Investigators at Chonbuk National University Medical School, Korea, report the effects of topiramate on language functions in 38 newly diagnosed epileptic patients, mean age 10 +/- 2 years and 8 months. The epilepsy was complex partial in 34, including BECTS in 5, simple partial in 2, and idiopathic generalized in 2. MRIs showed no significant abnormality. A test of language problem solving abilities (TOPS) showed worsening of all parameters during treatment with topiramate monotherapy, with shortened mean length of utterance in words during response, ambiguous answers, difficulty in selecting appropriate words, more time to provide answers, and incorrect grammar. A Korean version of the Peabody Picture Vocabulary Test of receptive vocabulary development showed an increase in receptive vocabulary development in 73.7% patients after topiramate, whereas 26.3% showed a decrease. Language tests should be considered in children during treatment with topiramate. [1]

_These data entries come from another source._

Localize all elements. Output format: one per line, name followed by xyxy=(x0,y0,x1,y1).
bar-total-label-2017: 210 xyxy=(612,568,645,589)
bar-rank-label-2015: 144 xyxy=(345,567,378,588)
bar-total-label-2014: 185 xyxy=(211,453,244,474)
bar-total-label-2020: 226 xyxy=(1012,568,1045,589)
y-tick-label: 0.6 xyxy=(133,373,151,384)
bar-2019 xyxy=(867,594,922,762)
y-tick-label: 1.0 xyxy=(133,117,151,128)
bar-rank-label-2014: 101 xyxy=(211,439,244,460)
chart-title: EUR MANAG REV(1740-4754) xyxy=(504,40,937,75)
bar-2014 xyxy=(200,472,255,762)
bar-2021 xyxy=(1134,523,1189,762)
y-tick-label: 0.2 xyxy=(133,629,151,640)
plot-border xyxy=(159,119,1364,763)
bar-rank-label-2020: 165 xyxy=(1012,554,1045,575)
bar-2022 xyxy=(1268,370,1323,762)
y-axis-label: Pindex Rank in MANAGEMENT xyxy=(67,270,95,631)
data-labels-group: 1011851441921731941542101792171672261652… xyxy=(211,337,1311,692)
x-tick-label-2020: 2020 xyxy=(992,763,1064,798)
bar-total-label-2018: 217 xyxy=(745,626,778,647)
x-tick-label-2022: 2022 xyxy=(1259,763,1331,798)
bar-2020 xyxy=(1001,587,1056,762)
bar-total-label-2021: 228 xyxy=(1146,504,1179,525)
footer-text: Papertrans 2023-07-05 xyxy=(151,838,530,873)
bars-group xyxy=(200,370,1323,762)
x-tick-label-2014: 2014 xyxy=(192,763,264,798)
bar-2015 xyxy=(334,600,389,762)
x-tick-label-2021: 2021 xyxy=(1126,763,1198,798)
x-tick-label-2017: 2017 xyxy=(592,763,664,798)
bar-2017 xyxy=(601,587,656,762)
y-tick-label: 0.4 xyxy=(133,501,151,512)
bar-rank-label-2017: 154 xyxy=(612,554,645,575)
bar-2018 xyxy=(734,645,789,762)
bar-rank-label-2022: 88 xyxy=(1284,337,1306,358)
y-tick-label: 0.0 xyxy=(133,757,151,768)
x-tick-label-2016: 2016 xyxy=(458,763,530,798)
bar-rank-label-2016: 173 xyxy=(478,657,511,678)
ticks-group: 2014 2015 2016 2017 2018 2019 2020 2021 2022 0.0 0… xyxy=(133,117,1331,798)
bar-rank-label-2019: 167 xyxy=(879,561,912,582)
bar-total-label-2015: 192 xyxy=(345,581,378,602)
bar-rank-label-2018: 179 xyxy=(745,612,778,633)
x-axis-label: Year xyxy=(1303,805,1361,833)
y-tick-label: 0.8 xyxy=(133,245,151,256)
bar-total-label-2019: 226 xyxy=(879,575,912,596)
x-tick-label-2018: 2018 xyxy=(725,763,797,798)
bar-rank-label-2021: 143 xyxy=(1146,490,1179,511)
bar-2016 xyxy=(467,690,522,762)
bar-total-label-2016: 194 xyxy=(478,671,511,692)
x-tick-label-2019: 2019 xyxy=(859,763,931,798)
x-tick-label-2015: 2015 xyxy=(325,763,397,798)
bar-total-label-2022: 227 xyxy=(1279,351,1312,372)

COMMENTARY. Topiramate may cause linguistic problems in patients treated for epilepsy or migraine. A functional MRI study of language disturbances in subjects with migraine headache during treatment with topiramate demonstrated reduction in migraine frequency associated with a “remapping” of the language cerebral network. The main fMRI measure was pattern activation of prefrontal regions (Brodmann's areas 44, 45, and 46) in both left and right hemispheres. Changes in brain activity were observed during the phonemic task in patients with language disturbances [2]. In children with partial epilepsies treated with topiramate, answers to questions become more ambiguous, phrased in shorter sentences, and have a delayed response because of difficulties in word choice selection.